§ 16. Spezifizierte Gewaltenteilung
§ 16. Die Herrengewalt kann ferner abgemildert werden:
4. durch spezifizierte Gewaltenteilung: Übertragung spezifisch verschiedener, im Legalitätsfall (konstitutionelle Gewaltenteilung) rational bestimmter »Funktionen« als Herrengewalten auf verschiedene Inhaber, derart, daß nur durch ein Kompromiß zwischen ihnen in Angelegenheiten, welche mehrere von ihnen angehen, Anordnungen legitim zustande kommen.
1. »Spezifizierte« Gewaltenteilung bedeutet im Gegensatz zur »ständischen«: daß die Herrengewalten je nach ihrem sachlichen Charakter unter verschiedene Macht- (oder Kontroll-) Inhaber »verfassungsmäßig« (nicht notwendig: im Sinn der gesatzten und geschriebenen Verfassung) verteilt sind. Derart entweder, daß Verfügungen verschiedener Art nur durch verschiedene oder daß Verfügungen gleicher Art nur durch Zusammenwirken (also: ein nicht formal erzeugbares Kompromiß) mehrerer Machthaber legitim geschaffen werden können. Geteilt sind aber auch hier nicht: »Kompetenzen«, sondern: die Herrenrechte selbst.

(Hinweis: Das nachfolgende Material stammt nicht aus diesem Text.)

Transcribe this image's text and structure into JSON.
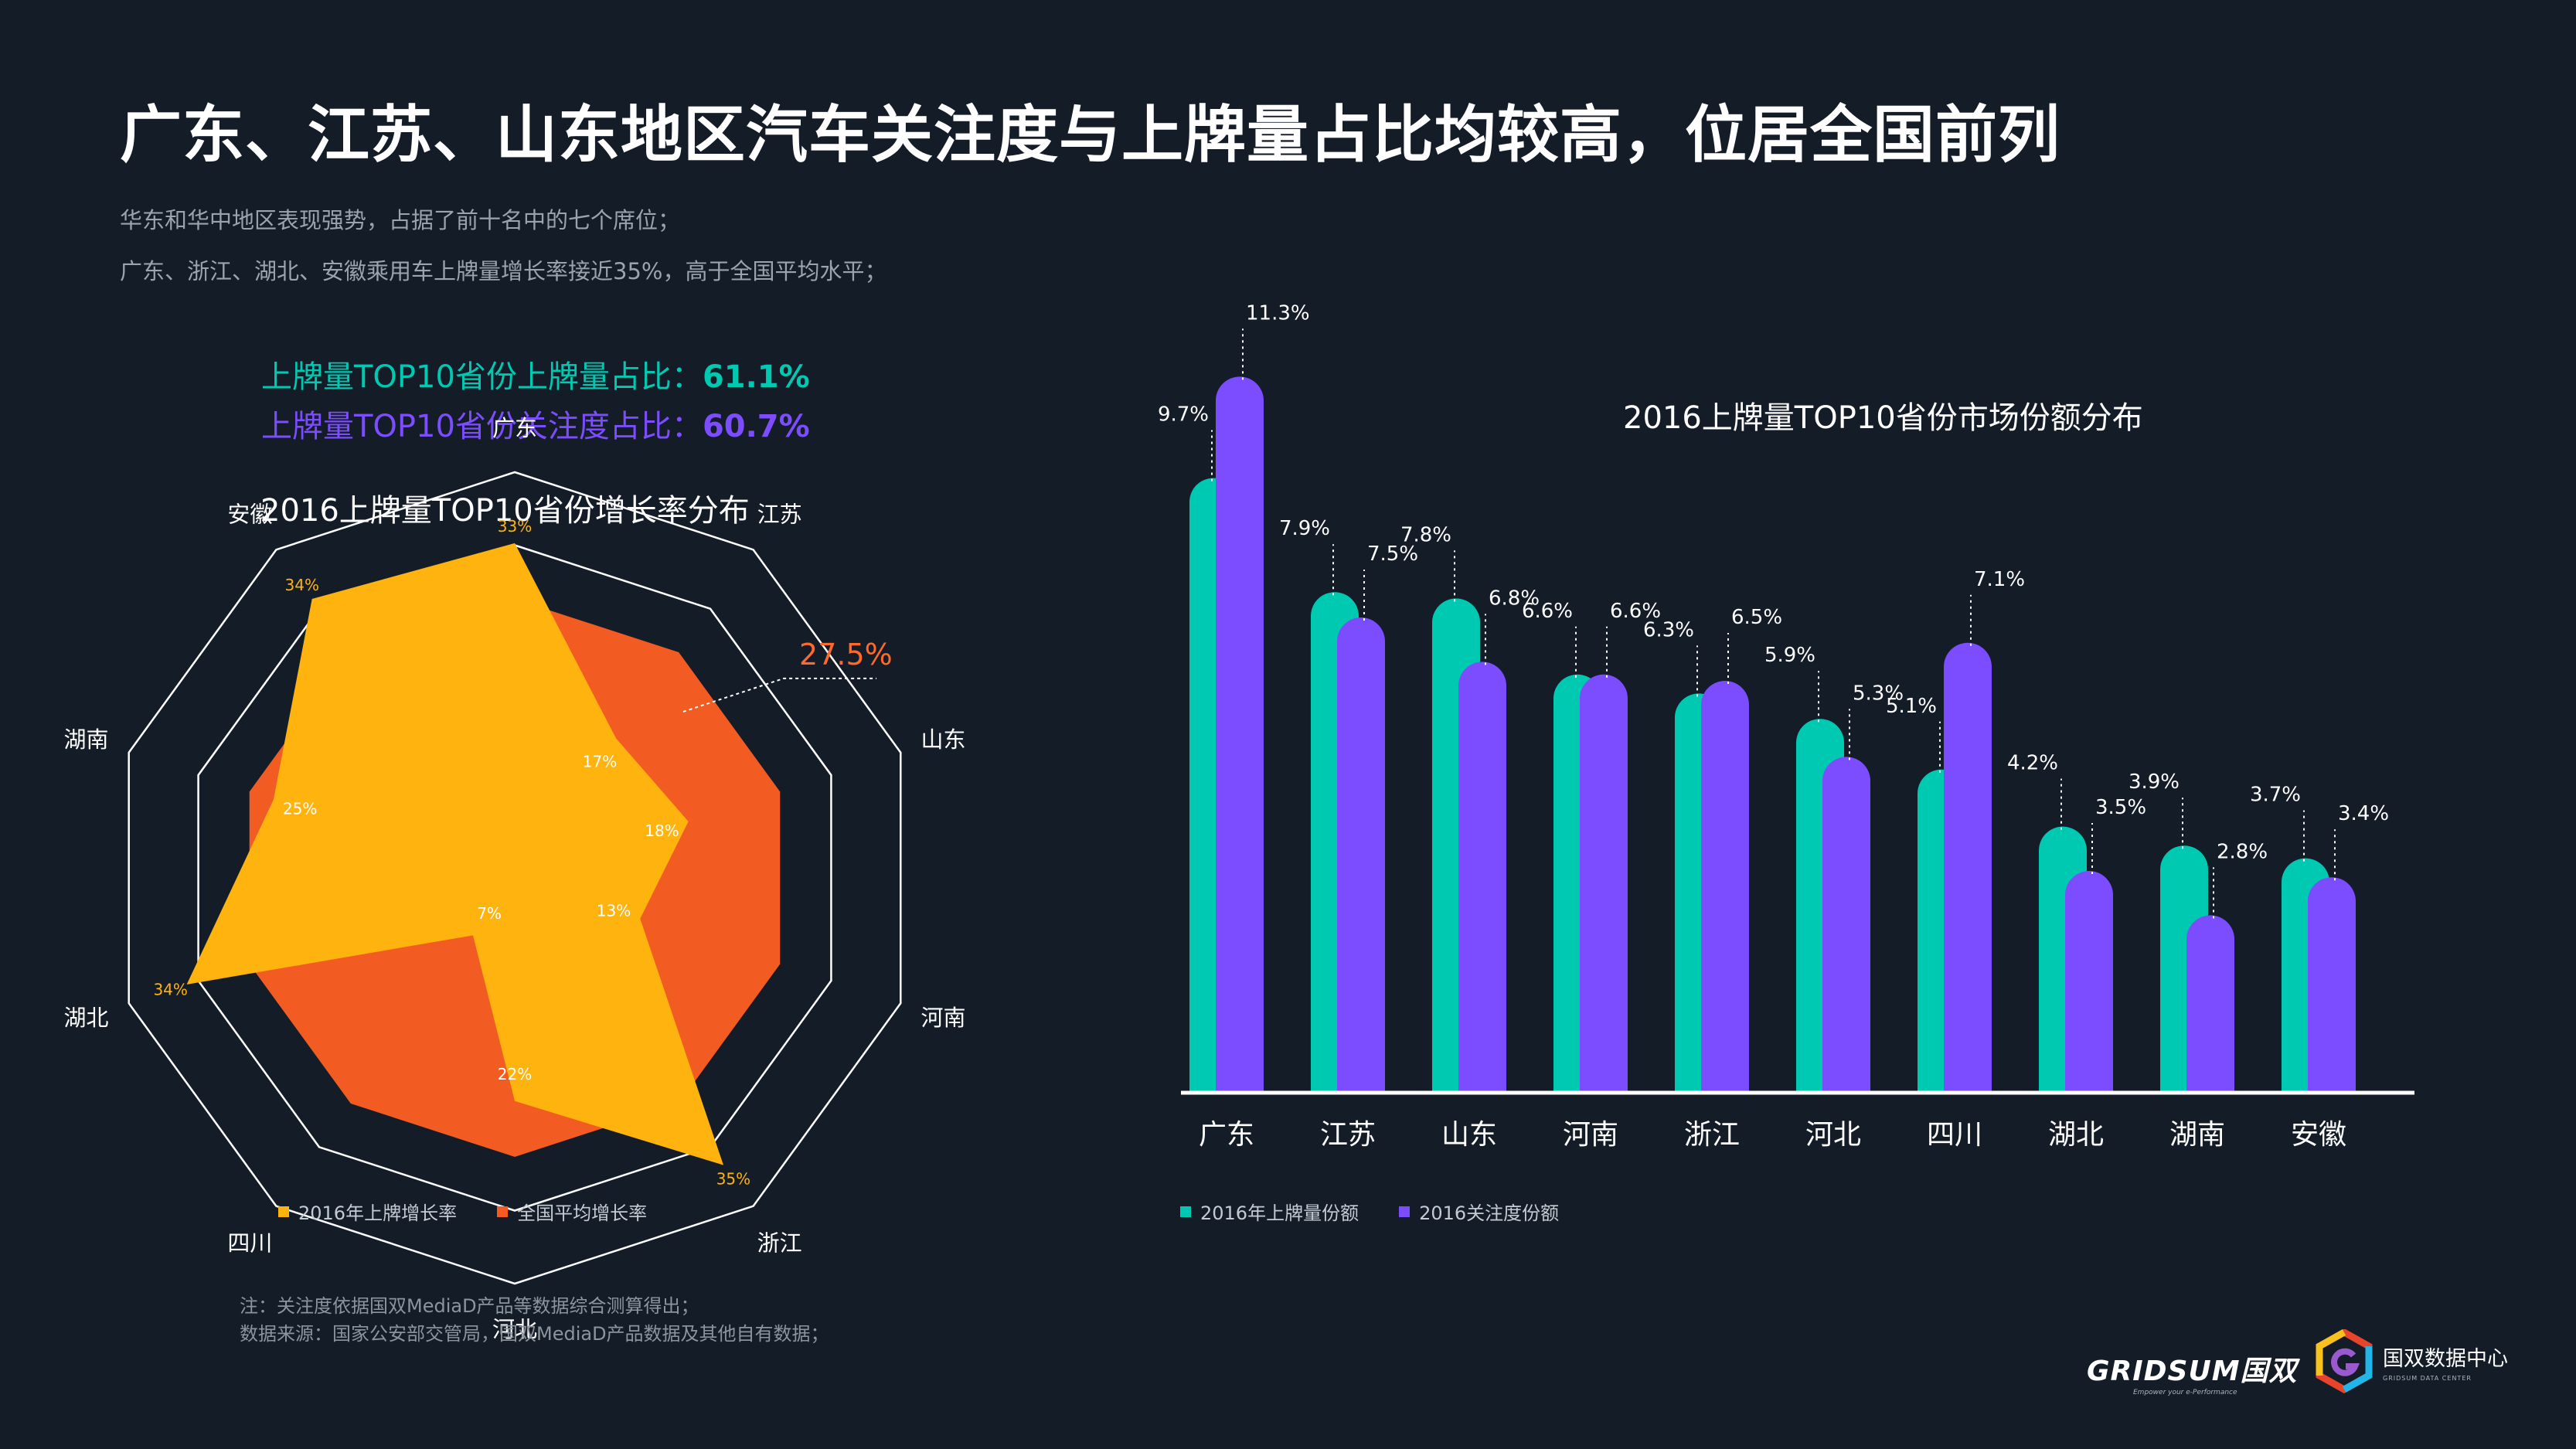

2. Spezifizierte Gewaltenteilung ist nichts unbedingt Modernes. Die Scheidung zwischen selbständiger politischer und selbständiger hierokratischer Gewalt – statt Cäsaropapismus oder Theokratie – gehört hierher. Nicht minder kann man die spezifizierten Kompetenzen der römischen Magistraturen als eine Art der »Gewaltenteilung« auffassen. Ebenso die spezifizierten Charismata des Lamaismus. Ebenso die weitgehend selbständige Stellung der chinesischen (konfuzianischen) Hanlin-Akademie und der »Zensoren« gegenüber dem Monarchen. Ebenso die schon in Patrimonialstaaten, ebenso aber im römischen Prinzipat, übliche Trennung der Justiz- und Finanz- (Zivil-) von der Militärgewalt in den Unterstaffeln. Und letztlich natürlich überhaupt jede Kompetenzverteilung. Nur verliert der Begriff der »Gewaltenteilung« dann jede Präzision. Er ist zweckmäßigerweise auf die Teilung der höchsten Herrengewalt selbst zu beschränken. Tut man das, dann ist die rationale, durch Satzung (Konstitution) begründete Form der Gewaltenteilung: die konstitutionelle, durchaus modern. Jedes Budget kann im nicht parlamentarischen, sondern »konstitutionellen« Staat nur durch Kompromiß der legalen Autoritäten (Krone und – eine oder mehrere – Repräsentantenkammern) zustande kommen. Geschichtlich ist der Zustand in Europa aus der ständischen Gewaltenteilung entwickelt, theoretisch in England durch Montesquieu, dann Burke, begründet. Weiter rückwärts ist die Gewaltenteilung aus der Appropriation der Herrengewalten und Verwaltungsmittel an Privilegierte und aus den steigenden regulären ökonomisch-sozial bedingten (Verwaltungs-) und irregulären (vor allem durch Krieg bedingten) Finanzbedürfnissen erwachsen, denen der Herr ohne Zustimmung der Privilegierten nicht abhelfen konnte, aber – oft nach deren eigener Ansicht und Antrag – abhelfen sollte. Dafür war das ständische Kompromiß nötig, aus dem geschichtlich das Budgetkompromiß und die Satzungskompromisse – die keineswegs schon der ständischen Gewaltenteilung in dem Sinn zugehören, wie der konstitutionellen – erwachsen sind.
3. Konstitutionelle Gewaltenteilung ist ein spezifisch labiles Gebilde. Die wirkliche Herrschaftsstruktur bestimmt sich nach der Beantwortung der Frage: was geschehen würde, wenn ein satzungsgemäß unentbehrliches Kompromiß (z.B. über das Budget) nicht zustande käme. Ein budgetlos regierender König von England würde dann (heute) seine Krone riskieren, ein budgetlos regierender preußischer König nicht, im vorrevolutionären deutschen Reich wären die dynastischen Gewalten ausschlaggebend gewesen.